Por Carlos Roberto Saraiva da Costa Leite * –
“Cidadezinha cheia de graça….”
Mário Quintana (1906-1994)
Em seus primórdios, a capital dos gaúchos foi denominada de Porto dos Casais (1752), transformou-se em Freguesia (1772), elevou-se a Vila (1810) e, em 1822, ganhou foros de cidade pelo imperador dom Pedro I.
Ao passar dos anos, Porto Alegre seguiu crescendo… Amada pelos gaúchos de todas as querências, ela se tornou cosmopolita sem perder a referência de suas origens açorianas.

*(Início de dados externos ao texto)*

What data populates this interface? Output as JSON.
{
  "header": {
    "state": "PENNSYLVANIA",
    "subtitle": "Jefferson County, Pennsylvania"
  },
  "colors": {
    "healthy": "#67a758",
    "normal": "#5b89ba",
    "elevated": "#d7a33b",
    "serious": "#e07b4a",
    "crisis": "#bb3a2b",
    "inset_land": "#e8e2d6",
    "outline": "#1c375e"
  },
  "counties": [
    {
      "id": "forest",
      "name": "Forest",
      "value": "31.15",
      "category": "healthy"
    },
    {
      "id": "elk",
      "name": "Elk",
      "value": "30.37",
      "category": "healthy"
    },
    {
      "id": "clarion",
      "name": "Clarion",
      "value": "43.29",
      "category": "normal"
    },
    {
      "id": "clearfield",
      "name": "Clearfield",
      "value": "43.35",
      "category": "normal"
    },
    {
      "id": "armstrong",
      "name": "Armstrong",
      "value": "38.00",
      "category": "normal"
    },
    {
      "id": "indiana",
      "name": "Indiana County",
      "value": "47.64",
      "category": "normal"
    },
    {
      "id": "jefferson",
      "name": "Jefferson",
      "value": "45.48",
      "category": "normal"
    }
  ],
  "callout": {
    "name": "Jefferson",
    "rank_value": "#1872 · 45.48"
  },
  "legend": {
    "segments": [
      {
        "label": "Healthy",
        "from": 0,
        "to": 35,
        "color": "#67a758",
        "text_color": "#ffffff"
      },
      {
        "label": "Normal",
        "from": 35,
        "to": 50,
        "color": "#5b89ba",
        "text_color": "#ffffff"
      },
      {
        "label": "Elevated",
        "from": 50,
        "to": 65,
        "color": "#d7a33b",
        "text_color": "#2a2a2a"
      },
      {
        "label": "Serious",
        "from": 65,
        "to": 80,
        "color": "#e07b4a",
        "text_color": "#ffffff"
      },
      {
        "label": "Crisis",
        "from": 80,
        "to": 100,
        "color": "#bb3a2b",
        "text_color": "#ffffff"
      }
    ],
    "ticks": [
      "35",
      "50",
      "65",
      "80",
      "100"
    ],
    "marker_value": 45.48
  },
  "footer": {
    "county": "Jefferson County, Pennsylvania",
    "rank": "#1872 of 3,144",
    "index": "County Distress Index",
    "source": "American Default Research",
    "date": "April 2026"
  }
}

São 244 anos de hospitalidade que se comemoram neste mês de março de 2016. A “57ª Semana de Porto Alegre”, também, conhecida pelo epíteto “Cidade Sorriso”, é um momento de festa que nos possibilita uma reflexão sobre a sua história e importância que esta representa em nossas vidas
Após a Proclamação da República, em 15 de novembro de 1889, Porto Alegre procura modernizar-se, buscando se inserir no conceito de “Ordem e Progresso”. Grandes transformações urbanas ocorreram na gestão do intendente José Montaury (1858-1939) e durante o governo de Borges de Medeiros (1863-1961). Com a ampliação da rede elétrica, da rede hidráulica e das linhas de bonde, nossa cidade passou a equiparar-se aos modernos centros urbanos do mundo. No ano de 1900, o censo registrou uma população de 73.474 habitantes na capital gaúcha.
O conceito de modernidade, no início do século 20, de acordo com a doutrina positivista, era associado à implantação de indústrias. De acordo com essa visão, surgiram na capital gaúcha nossas primeiras empresas: a Neugebauer (1891) – maior e mais antiga fábrica de chocolates do Brasil – a Gerdau (1901) e a Wallig (1904).
No ano de 1909, alguns bairros já usufruíam de iluminação elétrica e no centro da cidade, paulatinamente, desativaram-se os antigos combustores a gás. O jornalista e escritor Aquiles Porto Alegre (1848-1926), em seu livro “Através do Passado” (1920), pp. 45-6, narra as transformações do dia-a-dia da urbe de maneira quase poética, como registra este trecho de uma das suas crônicas:
“Ao invés da iluminação azeite de peixe – a luz elétrica, ao invés da maxambomba, que não matava ninguém – o elétrico e o auto, que como epidemia, estão sempre fazendo vítimas – eis o que o progresso nos trouxe. É doloroso – mas é bonito. Não temos mais frades de pau à porta de casa, nem, de pedra às esquinas. Temos postes telefônicos e de luz elétrica, que nos trazem a casa, de longe, num relâmpago, a palavra e a luz.”.
Um conjunto de transformações passou a fazer parte da rotina dos porto-alegrenses: o trem diminuiu as distâncias; os navios a vapor eram mais seguros e rápidos; o telefone aproximou as pessoas, assim como o telégrafo. A eletricidade trouxe rapidez nos transportes (bonde) e iluminou as ruas e as moradias, trazendo conforto e segurança. De acordo com o relato, em 1905, do viajante Vittorio Buccelli em Transformações Urbanas: Porto Alegre de Montaury a Loureiro. Catálogo / Museu de Porto Alegre Joaquim Felizardo, p.25:
“A iluminação é boa e digna de uma cidade europeia e é feita de todos os sistemas: a gás, a lâmpadas elétricas e a acetileno”.
No cotidiano da cidade, o cinema (1896) o automóvel (1906) e o bonde elétrico (1908) se constituíram em novidades que instigaram a curiosidade e o fascínio dos porto-alegrenses, ao final do século 19, e durante o primeiro decênio do século 20. No ano de 1900, o censo populacional registrou uma população de 73.474 habitantes na capital gaúcha.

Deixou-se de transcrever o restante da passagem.